Gun laws in Wyoming regulate the sale, possession, and use of firearms and ammunition in the state of Wyoming in the United States. Gun laws in Wyoming rank as some of the most permissive in the country.

Summary table

Wyoming laws
According to the Office of the Attorney General of Wyoming, Wyoming state law (W.S. § 6-8-104) provides for the issuance of concealed firearm permits. As a "shall issue" state, the local sheriff's office is required to issue a permit upon request, unless there is a valid reason to deny (such as violent felony conviction). A Wyoming permit is valid for 5 years.

Wyoming also recognizes concealed firearms permits from states with similar licensing requirements (subject to frequent review and revision), which, as of March 2016, includes: Alabama, Alaska, Arizona, Arkansas, Colorado, Florida, Georgia, Idaho, Indiana, Iowa, Kansas, Kentucky, Louisiana, Maine, Michigan, Mississippi, Missouri, Montana, Nebraska, Nevada, New Hampshire, New Mexico, North Carolina, North Dakota, Ohio, Oklahoma, Pennsylvania, South Carolina, South Dakota, Tennessee, Texas, Utah, Virginia, West Virginia and Wisconsin. Many of these states reciprocate and accept a Wyoming permit as valid, however this is a frequently changing and often unspecified distinction.

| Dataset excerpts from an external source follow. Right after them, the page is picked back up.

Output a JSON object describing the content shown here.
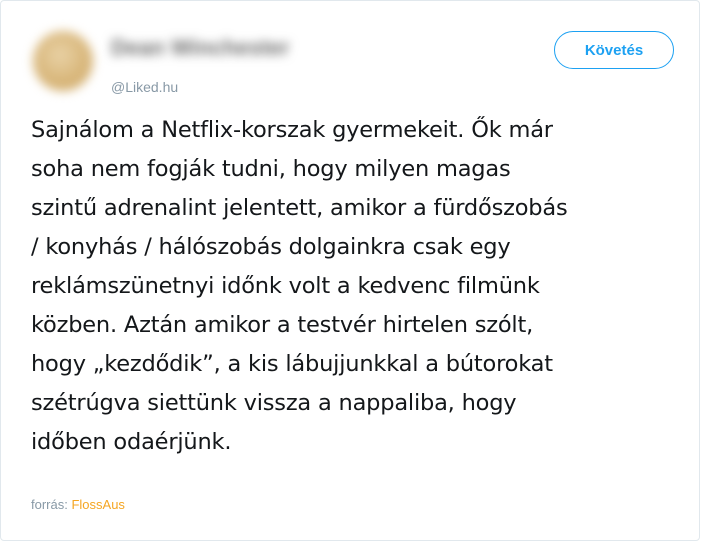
{
  "tweet": {
    "display_name": "Dean Winchester",
    "handle": "@Liked.hu",
    "follow_label": "Követés",
    "lines": [
      "Sajnálom a Netflix-korszak gyermekeit. Ők már",
      "soha nem fogják tudni, hogy milyen magas",
      "szintű adrenalint jelentett, amikor a fürdőszobás",
      "/ konyhás / hálószobás dolgainkra csak egy",
      "reklámszünetnyi időnk volt a kedvenc filmünk",
      "közben. Aztán amikor a testvér hirtelen szólt,",
      "hogy „kezdődik”, a kis lábujjunkkal a bútorokat",
      "szétrúgva siettünk vissza a nappaliba, hogy",
      "időben odaérjünk."
    ]
  },
  "source": {
    "label": "forrás:",
    "link_text": "FlossAus"
  },
  "colors": {
    "accent": "#1da1f2",
    "source_link": "#f5a623",
    "muted": "#8899a6",
    "text": "#14171a",
    "border": "#e1e8ed"
  }
}
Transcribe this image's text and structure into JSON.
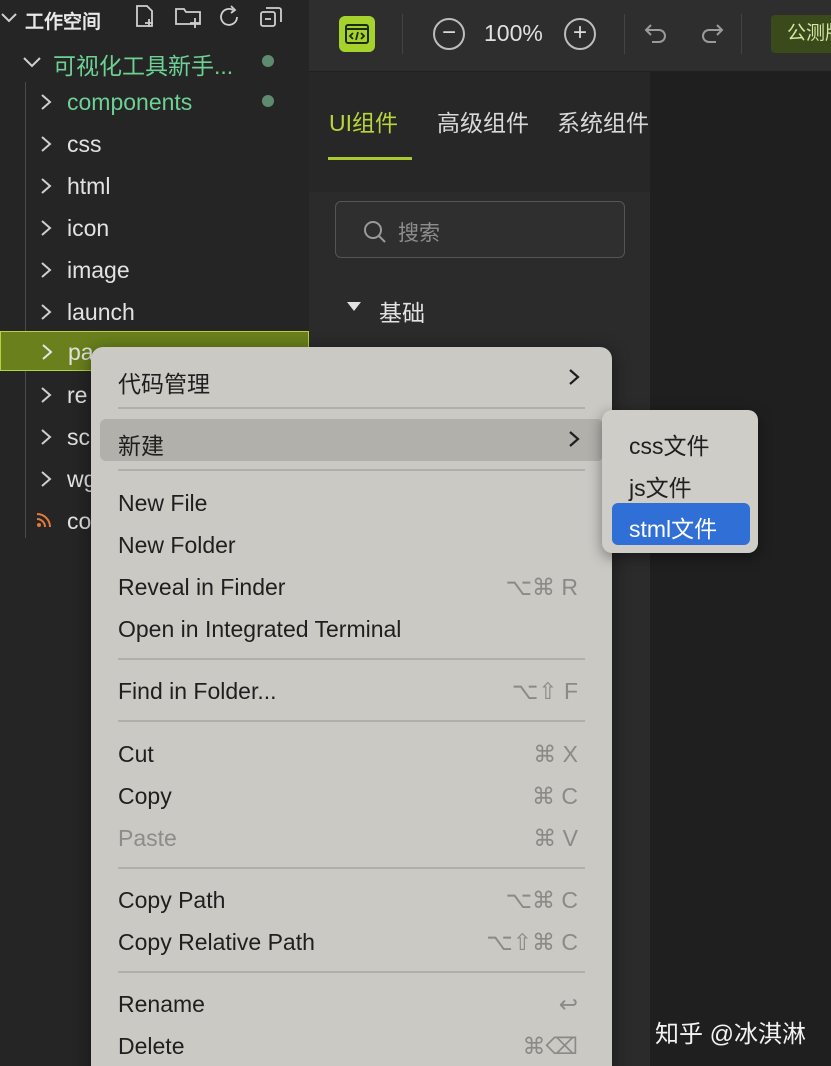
{
  "sidebar": {
    "workspace_title": "工作空间",
    "project_name": "可视化工具新手...",
    "items": [
      {
        "label": "components"
      },
      {
        "label": "css"
      },
      {
        "label": "html"
      },
      {
        "label": "icon"
      },
      {
        "label": "image"
      },
      {
        "label": "launch"
      },
      {
        "label": "pa"
      },
      {
        "label": "re"
      },
      {
        "label": "sc"
      },
      {
        "label": "wg"
      },
      {
        "label": "co"
      }
    ]
  },
  "toolbar": {
    "zoom_out": "−",
    "zoom_level": "100%",
    "zoom_in": "+",
    "beta_label": "公测版"
  },
  "panel": {
    "tabs": [
      {
        "label": "UI组件"
      },
      {
        "label": "高级组件"
      },
      {
        "label": "系统组件"
      }
    ],
    "search_placeholder": "搜索",
    "section_title": "基础"
  },
  "context_menu": {
    "items": [
      {
        "label": "代码管理",
        "shortcut": ""
      },
      {
        "label": "新建",
        "shortcut": ""
      },
      {
        "label": "New File",
        "shortcut": ""
      },
      {
        "label": "New Folder",
        "shortcut": ""
      },
      {
        "label": "Reveal in Finder",
        "shortcut": "⌥⌘ R"
      },
      {
        "label": "Open in Integrated Terminal",
        "shortcut": ""
      },
      {
        "label": "Find in Folder...",
        "shortcut": "⌥⇧ F"
      },
      {
        "label": "Cut",
        "shortcut": "⌘ X"
      },
      {
        "label": "Copy",
        "shortcut": "⌘ C"
      },
      {
        "label": "Paste",
        "shortcut": "⌘ V"
      },
      {
        "label": "Copy Path",
        "shortcut": "⌥⌘ C"
      },
      {
        "label": "Copy Relative Path",
        "shortcut": "⌥⇧⌘ C"
      },
      {
        "label": "Rename",
        "shortcut": "↩"
      },
      {
        "label": "Delete",
        "shortcut": "⌘⌫"
      }
    ]
  },
  "submenu": {
    "items": [
      {
        "label": "css文件"
      },
      {
        "label": "js文件"
      },
      {
        "label": "stml文件"
      }
    ]
  },
  "watermark": "知乎 @冰淇淋",
  "colors": {
    "accent": "#a9cb2d",
    "tree_green": "#6cd193",
    "selection_blue": "#2f6fd6"
  }
}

Independent confirmation by directly contacting the attorney general of the state in question is recommended.

Effective July 2011, Wyoming became an unrestricted concealed carry state (for residents only), following the example of Vermont, Alaska and Arizona. Concealed carry permits will still be issued to be used as reciprocal permits in certain states. On April 6th 2021, Governor Mark Gordon signed a bill extending permitless concealed carry to non-residents as well. Open carry is allowed without a permit for residents and non-residents. 

Some counties in Wyoming have adopted Second Amendment sanctuary resolutions.